The Raven Boys is about Blue, a teenage girl who comes from a family of psychics, and the ‘Raven boys’, four boys from a prestigious local school. With a blurb that’s so focused on love, there’s actually not that much romance in this particular book, though I assume that’ll come in the next few books. Instead, it’s more about their developing (reluctant, at first) friendship and the strange things happening in their town.
“Aglionby Academy was the number one reason Blue had developed her two rules: One, stay away from boys because they were trouble. And two, stay away from Aglionby boys, because they were bastards.”
I really loved how the characters are developed in this one. You know the old writing adage of “show, don’t tell”? Too much showing can sometimes slow down the plot, whereas too much telling makes the characters simple caricatures, but I think The Raven Boys has a great balance of the two. The characters are complex, realistic, flawed and really, really unique — I’ve never really encountered others like them.

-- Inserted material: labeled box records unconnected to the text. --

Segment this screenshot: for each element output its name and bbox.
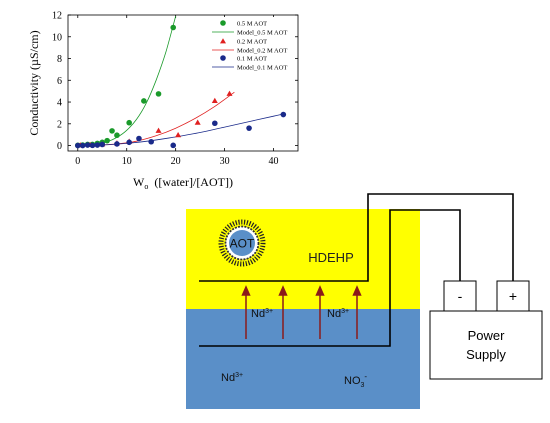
chart-legend: 0.5 M AOT Model_0.5 M AOT 0.2 M AOT Mode… [209, 17, 295, 73]
y-tick-label: 0 [57, 141, 62, 152]
legend-label-1: 0.2 M AOT [237, 39, 267, 46]
legend-model-label-0: Model_0.5 M AOT [237, 30, 287, 37]
micelle-head-ring [224, 225, 260, 261]
aqueous-phase [186, 309, 420, 409]
data-point-s2 [126, 139, 132, 146]
arrow-1-head [241, 285, 251, 296]
data-point-s1 [194, 119, 201, 125]
data-point-s0 [155, 91, 162, 97]
legend-box [209, 17, 295, 73]
legend-marker-1 [220, 38, 226, 44]
data-point-s2 [170, 142, 177, 149]
x-axis-label-sub: o [144, 182, 148, 191]
legend-marker-2 [220, 55, 226, 61]
ion-label-lower: Nd3+ [221, 372, 243, 384]
data-point-s2 [79, 142, 86, 149]
negative-terminal [443, 280, 477, 312]
data-point-s0 [104, 137, 110, 144]
data-point-s0 [170, 24, 177, 31]
arrow-2-head [278, 285, 288, 296]
y-tick-label: 10 [52, 32, 62, 43]
negative-terminal-label: - [458, 288, 463, 304]
power-supply-line1: Power [468, 328, 506, 343]
data-point-s2 [74, 142, 81, 149]
x-tick-label: 0 [75, 156, 80, 167]
data-point-s2 [212, 120, 218, 127]
micelle-label: AOT [230, 237, 255, 251]
y-tick-label: 6 [57, 76, 62, 87]
data-point-s2 [99, 141, 106, 148]
legend-model-label-1: Model_0.2 M AOT [237, 48, 287, 55]
data-point-s1 [155, 127, 162, 133]
upper-electrode-wire [199, 193, 514, 282]
data-point-s0 [109, 128, 115, 134]
anion-charge: - [364, 372, 367, 381]
plot-frame [67, 14, 299, 152]
data-points [74, 24, 287, 149]
ion-transport-arrows [241, 285, 362, 339]
x-tick-label: 40 [269, 156, 279, 167]
power-supply-line2: Supply [466, 347, 506, 362]
x-axis-label-rest: ([water]/[AOT]) [148, 175, 233, 189]
anion-symbol: NO [344, 375, 361, 387]
data-point-s2 [94, 142, 101, 148]
ion-upper-left-charge: 3+ [265, 308, 273, 315]
data-point-s2 [246, 125, 252, 131]
y-tick-label: 2 [57, 119, 62, 130]
x-axis-label: Wo ([water]/[AOT]) [133, 175, 233, 191]
ion-upper-right-charge: 3+ [341, 308, 349, 315]
ion-lower-symbol: Nd [221, 372, 235, 384]
x-tick-label: 10 [122, 156, 132, 167]
legend-marker-0 [220, 20, 226, 26]
micelle-shell [218, 219, 266, 267]
anion-subscript: 3 [361, 382, 365, 389]
data-point-s1 [175, 132, 182, 138]
data-point-s2 [148, 138, 154, 145]
chart-axes [67, 14, 299, 152]
organic-phase [186, 209, 420, 309]
model-curve-1 [77, 91, 235, 146]
ion-upper-right-symbol: Nd [327, 308, 341, 320]
lower-electrode-wire [199, 209, 461, 347]
ion-lower-charge: 3+ [235, 372, 243, 379]
power-supply-box [429, 310, 543, 380]
legend-label-2: 0.1 M AOT [237, 56, 267, 63]
ion-upper-left-symbol: Nd [251, 308, 265, 320]
data-point-s2 [280, 111, 287, 118]
y-tick-label: 4 [57, 98, 62, 109]
data-point-s2 [114, 141, 120, 147]
x-axis-label-main: W [133, 175, 145, 189]
data-point-s0 [114, 132, 120, 139]
y-axis-ticks: 0 2 4 6 8 10 12 [52, 11, 298, 152]
legend-model-label-2: Model_0.1 M AOT [237, 65, 287, 72]
y-tick-label: 12 [52, 11, 62, 22]
organic-phase-label: HDEHP [308, 250, 354, 265]
micelle-core [229, 230, 255, 256]
legend-label-0: 0.5 M AOT [237, 21, 267, 28]
model-curve-0 [77, 15, 177, 146]
data-point-s2 [136, 135, 142, 142]
data-point-s1 [211, 97, 218, 103]
data-point-s2 [84, 142, 91, 148]
conductivity-chart: 0 2 4 6 8 10 12 0 10 20 30 40 0.5 M AOT Model_0.5 … [27, 11, 299, 191]
ion-label-upper-right: Nd3+ [327, 308, 349, 320]
ion-label-upper-left: Nd3+ [251, 308, 273, 320]
positive-terminal-label: + [509, 288, 517, 304]
positive-terminal [496, 280, 530, 312]
x-tick-label: 30 [220, 156, 230, 167]
arrow-4-head [352, 285, 362, 296]
arrow-3-head [315, 285, 325, 296]
aot-micelle: AOT [218, 219, 266, 267]
data-point-s0 [126, 119, 132, 126]
y-axis-label: Conductivity (µS/cm) [27, 30, 41, 135]
anion-label: NO3- [344, 372, 367, 389]
data-point-s2 [89, 142, 96, 149]
data-point-s1 [226, 90, 233, 96]
x-tick-label: 20 [171, 156, 181, 167]
y-tick-label: 8 [57, 54, 62, 65]
data-point-s0 [141, 98, 147, 104]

I was also surprised by how insightful, funny, and sometimes insightful and funny this book is. I wasn’t expecting to discover an honest view on the gap between the rich and the poor, but I did. I wasn’t expecting to chuckle out loud because of the way things were written, but I did. I wasn’t expecting the characters to have great banter, but they did.

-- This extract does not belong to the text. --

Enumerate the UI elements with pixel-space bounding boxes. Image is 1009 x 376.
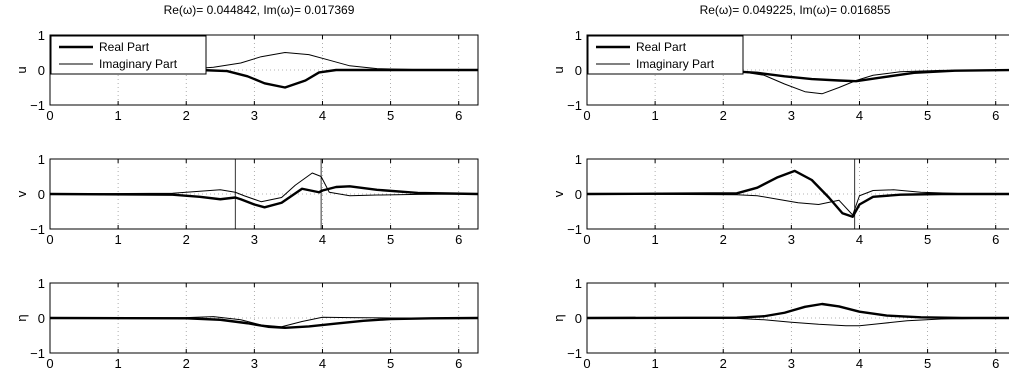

“I like you better this way.” For some reason, admitting this made her face go hot right away; she was very glad that he still had his face pressed into his pillow and the other boys were still in Noah’s room.
“Crushed and broken,” Gansey said. “Just the way women like ’em.”
Yet Where Stiefvater excels the most, personally, is world-building. I saw it in The Scorpio Races (whose story I actually didn’t like) and I saw it again in this book. Henrietta, Virginia, is a sleepy, grey town full of creepy happenings, where the impossible becomes possible, where the paranormal is the normal. The imagery is so vivid sometimes that there were some scenes during reading that actually sent a chill down my spine.
The plot is a bit slow, yes, and there is a lot of getting to know the characters and the setting, but I enjoyed every second of The Raven Boys. As a book it was ultimately original and definitely adds something to YA fiction as a whole — a must-read if you love the genre and find yourself wanting something fresh.